Amazing and novel technique may prove to be very useful and helpful for diabetes patients. Flourescent beads that can bind with glucose molecules can be used to measure blood sugar levels by skin to light. No more blood drawing.
I really find this interesting and probably a worthy news to everyone.
Read more here.
Fluorescent beads illuminate sugar in blood - physicsworld.com
The days of pricking fingers several times a day to draw blood could become a thing of the past for diabetes sufferers, thanks to a new way of monitoring sugar levels in the body. The minimally invasive test, developed by researchers in Japan, could also provide patients with a more detailed picture of glucose concentrations as they fluctuate over time.

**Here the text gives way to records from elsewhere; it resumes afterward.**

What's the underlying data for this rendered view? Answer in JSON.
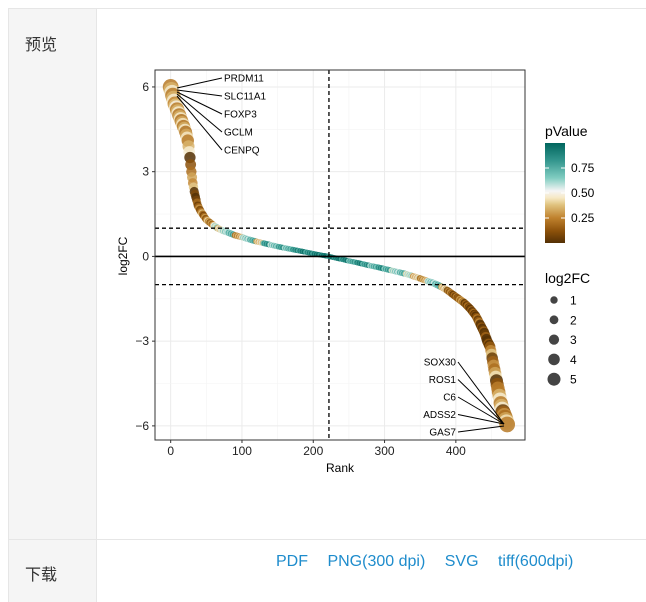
{
  "labels": {
    "preview": "预览",
    "download": "下载"
  },
  "downloads": [
    "PDF",
    "PNG(300 dpi)",
    "SVG",
    "tiff(600dpi)"
  ],
  "colors": {
    "link": "#1e8ccc",
    "low": "#543005",
    "mid": "#f5f5f5",
    "high": "#01665e"
  },
  "chart_data": {
    "type": "scatter",
    "xlabel": "Rank",
    "ylabel": "log2FC",
    "xlim": [
      -22,
      497
    ],
    "ylim": [
      -6.5,
      6.6
    ],
    "xticks": [
      "0",
      "100",
      "200",
      "300",
      "400"
    ],
    "xtick_values": [
      0,
      100,
      200,
      300,
      400
    ],
    "yticks": [
      "−6",
      "−3",
      "0",
      "3",
      "6"
    ],
    "ytick_values": [
      -6,
      -3,
      0,
      3,
      6
    ],
    "hlines_dashed": [
      1,
      -1
    ],
    "hline_solid": 0,
    "vline_dashed": 222,
    "rank": [
      0,
      3,
      6,
      9,
      12,
      15,
      18,
      21,
      24,
      27,
      29,
      31,
      33,
      35,
      38,
      42,
      46,
      50,
      55,
      60,
      66,
      72,
      80,
      90,
      100,
      110,
      120,
      130,
      140,
      150,
      160,
      170,
      180,
      190,
      200,
      210,
      222,
      230,
      240,
      250,
      260,
      270,
      280,
      290,
      300,
      310,
      320,
      330,
      340,
      350,
      360,
      370,
      380,
      388,
      396,
      404,
      412,
      420,
      428,
      434,
      440,
      444,
      448,
      451,
      454,
      457,
      460,
      463,
      466,
      469,
      472
    ],
    "log2FC": [
      6.0,
      5.7,
      5.4,
      5.2,
      5.0,
      4.8,
      4.6,
      4.4,
      4.1,
      3.5,
      3.0,
      2.6,
      2.3,
      2.1,
      1.8,
      1.6,
      1.45,
      1.3,
      1.2,
      1.1,
      1.0,
      0.92,
      0.85,
      0.75,
      0.68,
      0.6,
      0.53,
      0.47,
      0.41,
      0.35,
      0.3,
      0.25,
      0.2,
      0.15,
      0.1,
      0.05,
      0.0,
      -0.05,
      -0.1,
      -0.16,
      -0.21,
      -0.27,
      -0.33,
      -0.38,
      -0.44,
      -0.5,
      -0.56,
      -0.62,
      -0.7,
      -0.78,
      -0.87,
      -0.96,
      -1.08,
      -1.2,
      -1.35,
      -1.5,
      -1.65,
      -1.85,
      -2.1,
      -2.4,
      -2.7,
      -3.0,
      -3.2,
      -3.6,
      -4.0,
      -4.4,
      -4.8,
      -5.2,
      -5.5,
      -5.7,
      -5.95
    ],
    "pValue": [
      0.38,
      0.38,
      0.4,
      0.38,
      0.37,
      0.36,
      0.37,
      0.36,
      0.38,
      0.15,
      0.35,
      0.42,
      0.12,
      0.1,
      0.2,
      0.3,
      0.22,
      0.35,
      0.25,
      0.55,
      0.45,
      0.6,
      0.7,
      0.3,
      0.6,
      0.72,
      0.4,
      0.8,
      0.65,
      0.78,
      0.7,
      0.82,
      0.88,
      0.85,
      0.9,
      0.92,
      0.95,
      0.9,
      0.88,
      0.75,
      0.86,
      0.8,
      0.7,
      0.82,
      0.75,
      0.6,
      0.7,
      0.55,
      0.4,
      0.3,
      0.62,
      0.7,
      0.4,
      0.2,
      0.15,
      0.25,
      0.12,
      0.1,
      0.15,
      0.05,
      0.08,
      0.05,
      0.3,
      0.2,
      0.35,
      0.15,
      0.38,
      0.38,
      0.2,
      0.35,
      0.38
    ],
    "annotations_top": [
      "PRDM11",
      "SLC11A1",
      "FOXP3",
      "GCLM",
      "CENPQ"
    ],
    "annotations_bottom": [
      "SOX30",
      "ROS1",
      "C6",
      "ADSS2",
      "GAS7"
    ],
    "legend_color": {
      "title": "pValue",
      "ticks": [
        "0.75",
        "0.50",
        "0.25"
      ],
      "tick_values": [
        0.75,
        0.5,
        0.25
      ],
      "range": [
        0,
        1
      ]
    },
    "legend_size": {
      "title": "log2FC",
      "labels": [
        "1",
        "2",
        "3",
        "4",
        "5"
      ],
      "values": [
        1,
        2,
        3,
        4,
        5
      ]
    },
    "legend_placement": "right"
  }
}
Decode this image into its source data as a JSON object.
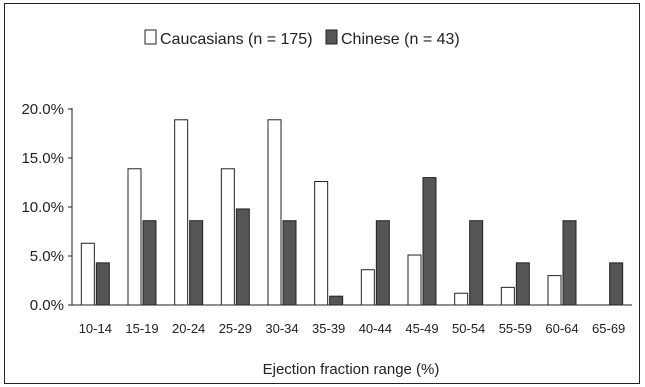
{
  "chart_data": {
    "type": "bar",
    "title": "",
    "xlabel": "Ejection fraction range (%)",
    "ylabel": "",
    "categories": [
      "10-14",
      "15-19",
      "20-24",
      "25-29",
      "30-34",
      "35-39",
      "40-44",
      "45-49",
      "50-54",
      "55-59",
      "60-64",
      "65-69"
    ],
    "series": [
      {
        "name": "Caucasians (n = 175)",
        "color": "#ffffff",
        "values": [
          6.3,
          13.9,
          18.9,
          13.9,
          18.9,
          12.6,
          3.6,
          5.1,
          1.2,
          1.8,
          3.0,
          0.0
        ]
      },
      {
        "name": "Chinese (n = 43)",
        "color": "#555555",
        "values": [
          4.3,
          8.6,
          8.6,
          9.8,
          8.6,
          0.9,
          8.6,
          13.0,
          8.6,
          4.3,
          8.6,
          4.3
        ]
      }
    ],
    "ylim": [
      0,
      20
    ],
    "yticks": [
      "0.0%",
      "5.0%",
      "10.0%",
      "15.0%",
      "20.0%"
    ],
    "legend_position": "top-center",
    "grid": false
  }
}
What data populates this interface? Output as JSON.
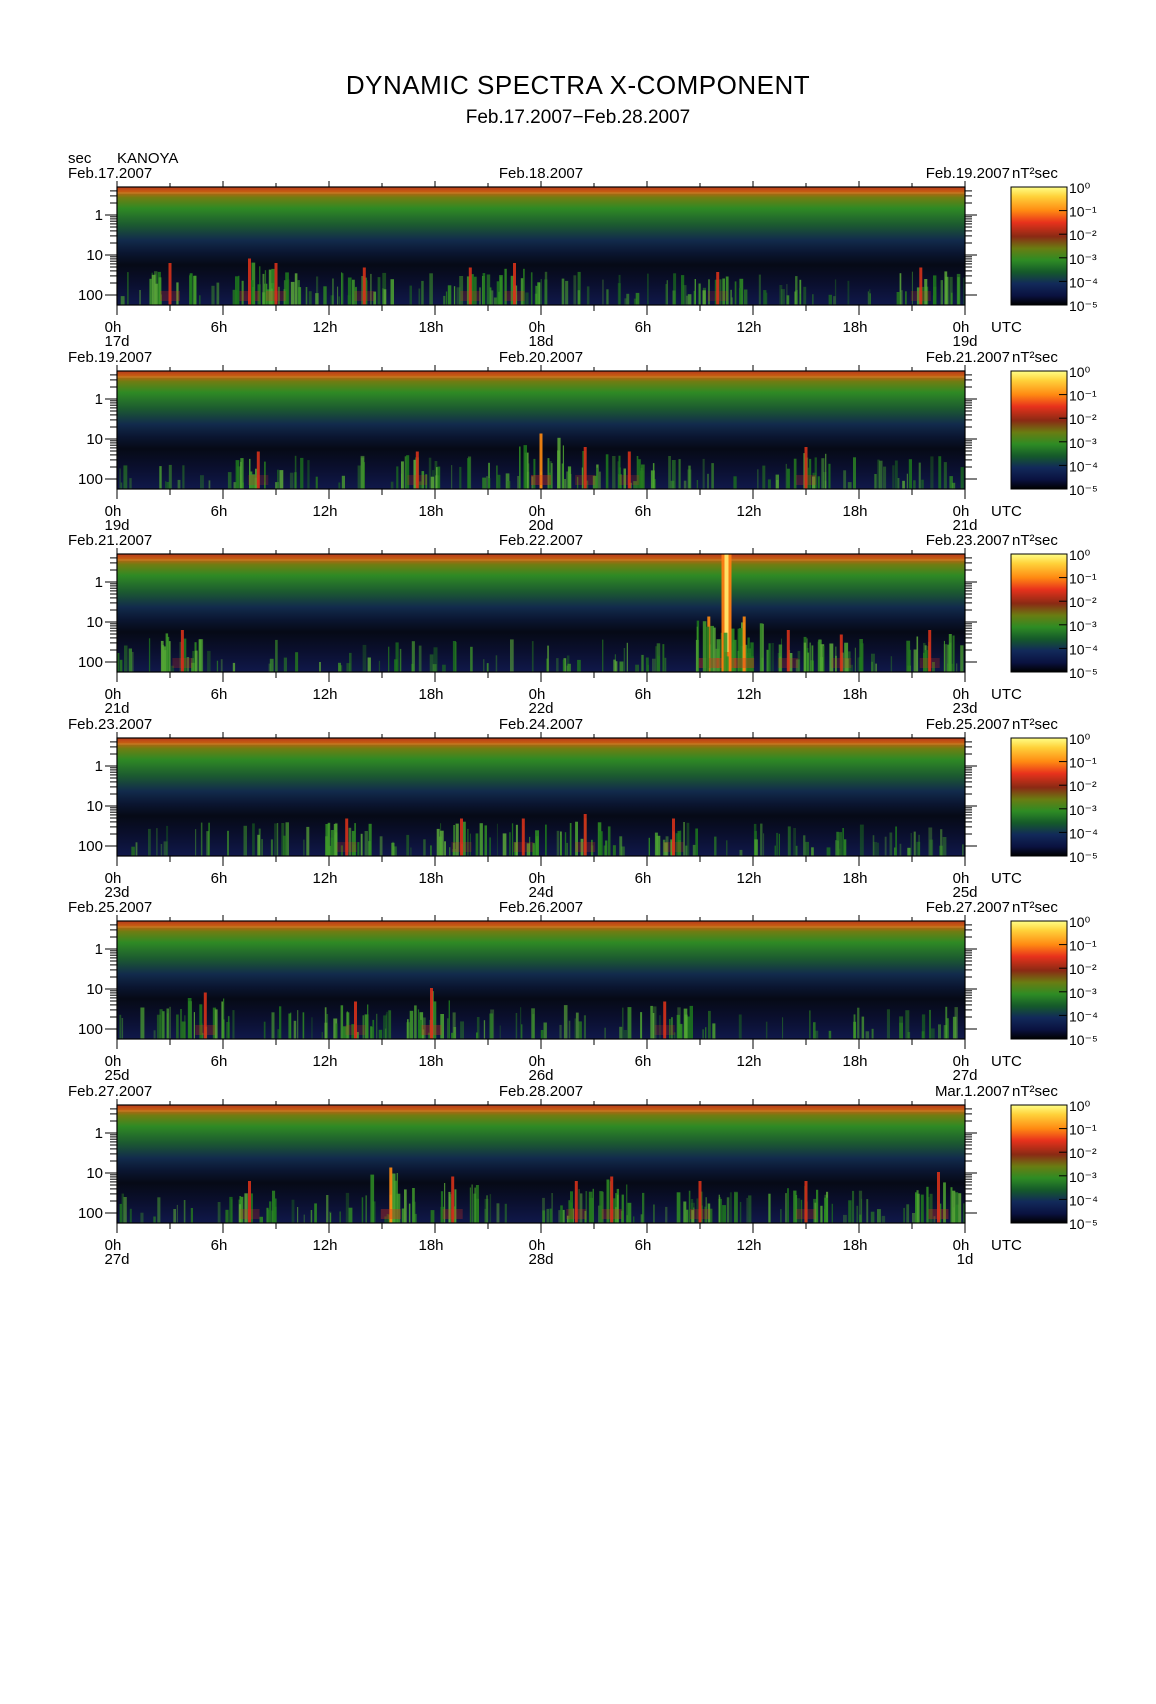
{
  "title": "DYNAMIC SPECTRA X-COMPONENT",
  "subtitle": "Feb.17.2007−Feb.28.2007",
  "y_unit": "sec",
  "station": "KANOYA",
  "colorbar_unit": "nT²sec",
  "time_unit": "UTC",
  "chart_data": {
    "type": "heatmap",
    "title": "DYNAMIC SPECTRA X-COMPONENT",
    "subtitle": "Feb.17.2007−Feb.28.2007",
    "ylabel": "sec",
    "station": "KANOYA",
    "colorbar": {
      "label": "nT²sec",
      "scale": "log",
      "ticks": [
        "10⁰",
        "10⁻¹",
        "10⁻²",
        "10⁻³",
        "10⁻⁴",
        "10⁻⁵"
      ],
      "range": [
        1e-05,
        1
      ]
    },
    "y_ticks": [
      "1",
      "10",
      "100"
    ],
    "y_scale": "log",
    "x_ticks": [
      "0h",
      "6h",
      "12h",
      "18h",
      "0h",
      "6h",
      "12h",
      "18h",
      "0h"
    ],
    "x_unit": "UTC",
    "panels": [
      {
        "start_label": "Feb.17.2007",
        "mid_label": "Feb.18.2007",
        "end_label": "Feb.19.2007",
        "day_labels": [
          "17d",
          "18d",
          "19d"
        ],
        "events": [
          {
            "hour": 3.0,
            "intensity": 0.6
          },
          {
            "hour": 7.5,
            "intensity": 0.7
          },
          {
            "hour": 9.0,
            "intensity": 0.6
          },
          {
            "hour": 14.0,
            "intensity": 0.5
          },
          {
            "hour": 20.0,
            "intensity": 0.5
          },
          {
            "hour": 22.5,
            "intensity": 0.6
          },
          {
            "hour": 34.0,
            "intensity": 0.4
          },
          {
            "hour": 45.5,
            "intensity": 0.5
          }
        ]
      },
      {
        "start_label": "Feb.19.2007",
        "mid_label": "Feb.20.2007",
        "end_label": "Feb.21.2007",
        "day_labels": [
          "19d",
          "20d",
          "21d"
        ],
        "events": [
          {
            "hour": 8.0,
            "intensity": 0.5
          },
          {
            "hour": 17.0,
            "intensity": 0.5
          },
          {
            "hour": 24.0,
            "intensity": 0.9
          },
          {
            "hour": 26.5,
            "intensity": 0.6
          },
          {
            "hour": 29.0,
            "intensity": 0.5
          },
          {
            "hour": 39.0,
            "intensity": 0.6
          }
        ]
      },
      {
        "start_label": "Feb.21.2007",
        "mid_label": "Feb.22.2007",
        "end_label": "Feb.23.2007",
        "day_labels": [
          "21d",
          "22d",
          "23d"
        ],
        "events": [
          {
            "hour": 3.7,
            "intensity": 0.6
          },
          {
            "hour": 33.5,
            "intensity": 0.9
          },
          {
            "hour": 34.5,
            "intensity": 1.0
          },
          {
            "hour": 35.5,
            "intensity": 0.9
          },
          {
            "hour": 38.0,
            "intensity": 0.6
          },
          {
            "hour": 41.0,
            "intensity": 0.5
          },
          {
            "hour": 46.0,
            "intensity": 0.6
          }
        ]
      },
      {
        "start_label": "Feb.23.2007",
        "mid_label": "Feb.24.2007",
        "end_label": "Feb.25.2007",
        "day_labels": [
          "23d",
          "24d",
          "25d"
        ],
        "events": [
          {
            "hour": 13.0,
            "intensity": 0.5
          },
          {
            "hour": 19.5,
            "intensity": 0.5
          },
          {
            "hour": 23.0,
            "intensity": 0.5
          },
          {
            "hour": 26.5,
            "intensity": 0.6
          },
          {
            "hour": 31.5,
            "intensity": 0.5
          }
        ]
      },
      {
        "start_label": "Feb.25.2007",
        "mid_label": "Feb.26.2007",
        "end_label": "Feb.27.2007",
        "day_labels": [
          "25d",
          "26d",
          "27d"
        ],
        "events": [
          {
            "hour": 5.0,
            "intensity": 0.7
          },
          {
            "hour": 13.5,
            "intensity": 0.5
          },
          {
            "hour": 17.8,
            "intensity": 0.8
          },
          {
            "hour": 31.0,
            "intensity": 0.5
          }
        ]
      },
      {
        "start_label": "Feb.27.2007",
        "mid_label": "Feb.28.2007",
        "end_label": "Mar.1.2007",
        "day_labels": [
          "27d",
          "28d",
          "1d"
        ],
        "events": [
          {
            "hour": 7.5,
            "intensity": 0.6
          },
          {
            "hour": 15.5,
            "intensity": 0.9
          },
          {
            "hour": 19.0,
            "intensity": 0.7
          },
          {
            "hour": 26.0,
            "intensity": 0.6
          },
          {
            "hour": 28.0,
            "intensity": 0.7
          },
          {
            "hour": 33.0,
            "intensity": 0.6
          },
          {
            "hour": 39.0,
            "intensity": 0.6
          },
          {
            "hour": 46.5,
            "intensity": 0.8
          }
        ]
      }
    ]
  }
}
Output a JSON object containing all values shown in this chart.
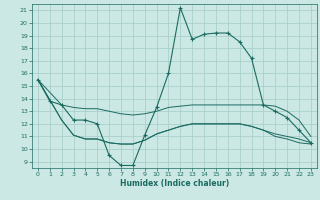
{
  "xlabel": "Humidex (Indice chaleur)",
  "xlim": [
    -0.5,
    23.5
  ],
  "ylim": [
    8.5,
    21.5
  ],
  "yticks": [
    9,
    10,
    11,
    12,
    13,
    14,
    15,
    16,
    17,
    18,
    19,
    20,
    21
  ],
  "xticks": [
    0,
    1,
    2,
    3,
    4,
    5,
    6,
    7,
    8,
    9,
    10,
    11,
    12,
    13,
    14,
    15,
    16,
    17,
    18,
    19,
    20,
    21,
    22,
    23
  ],
  "background_color": "#cce8e5",
  "grid_color": "#aacfcb",
  "line_color": "#1a6b60",
  "line1_x": [
    0,
    1,
    2,
    3,
    4,
    5,
    6,
    7,
    8,
    9,
    10,
    11,
    12,
    13,
    14,
    15,
    16,
    17,
    18,
    19,
    20,
    21,
    22,
    23
  ],
  "line1_y": [
    15.5,
    13.8,
    13.5,
    12.3,
    12.3,
    12.0,
    9.5,
    8.7,
    8.7,
    11.1,
    13.3,
    16.0,
    21.2,
    18.7,
    19.1,
    19.2,
    19.2,
    18.5,
    17.2,
    13.5,
    13.0,
    12.5,
    11.5,
    10.5
  ],
  "line2_x": [
    0,
    2,
    3,
    4,
    5,
    6,
    7,
    8,
    9,
    10,
    11,
    12,
    13,
    14,
    15,
    16,
    17,
    18,
    19,
    20,
    21,
    22,
    23
  ],
  "line2_y": [
    15.5,
    13.5,
    13.3,
    13.2,
    13.2,
    13.0,
    12.8,
    12.7,
    12.8,
    13.0,
    13.3,
    13.4,
    13.5,
    13.5,
    13.5,
    13.5,
    13.5,
    13.5,
    13.5,
    13.4,
    13.0,
    12.3,
    11.0
  ],
  "line3_x": [
    0,
    2,
    3,
    4,
    5,
    6,
    7,
    8,
    9,
    10,
    11,
    12,
    13,
    14,
    15,
    16,
    17,
    18,
    19,
    20,
    21,
    22,
    23
  ],
  "line3_y": [
    15.5,
    12.3,
    11.1,
    10.8,
    10.8,
    10.5,
    10.4,
    10.4,
    10.7,
    11.2,
    11.5,
    11.8,
    12.0,
    12.0,
    12.0,
    12.0,
    12.0,
    11.8,
    11.5,
    11.2,
    11.0,
    10.8,
    10.5
  ],
  "line4_x": [
    0,
    2,
    3,
    4,
    5,
    6,
    7,
    8,
    9,
    10,
    11,
    12,
    13,
    14,
    15,
    16,
    17,
    18,
    19,
    20,
    21,
    22,
    23
  ],
  "line4_y": [
    15.5,
    12.3,
    11.1,
    10.8,
    10.8,
    10.5,
    10.4,
    10.4,
    10.7,
    11.2,
    11.5,
    11.8,
    12.0,
    12.0,
    12.0,
    12.0,
    12.0,
    11.8,
    11.5,
    11.0,
    10.8,
    10.5,
    10.4
  ]
}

Shoji Takeuchi and his colleagues at the University of Tokyo, working with collaborators in industry and at Kyoto University Hospital, have developed a type of fluorescent bead that can be injected into skin. The beads contain a type of boronic acid that binds reversibly with glucose molecules. Once inside the blood, these beads, which are of the order 1 × 102 µm, can be tracked to reveal blood sugar levels by exposing skin to light.
In practice, diabetic patients would need devices containing an excitation light source and photodiode to read out the fluorescent signal. "The device would be as small as a watch or a piercing, and diabetic patients would wear the device," Takeuchi tells physicsworld.com.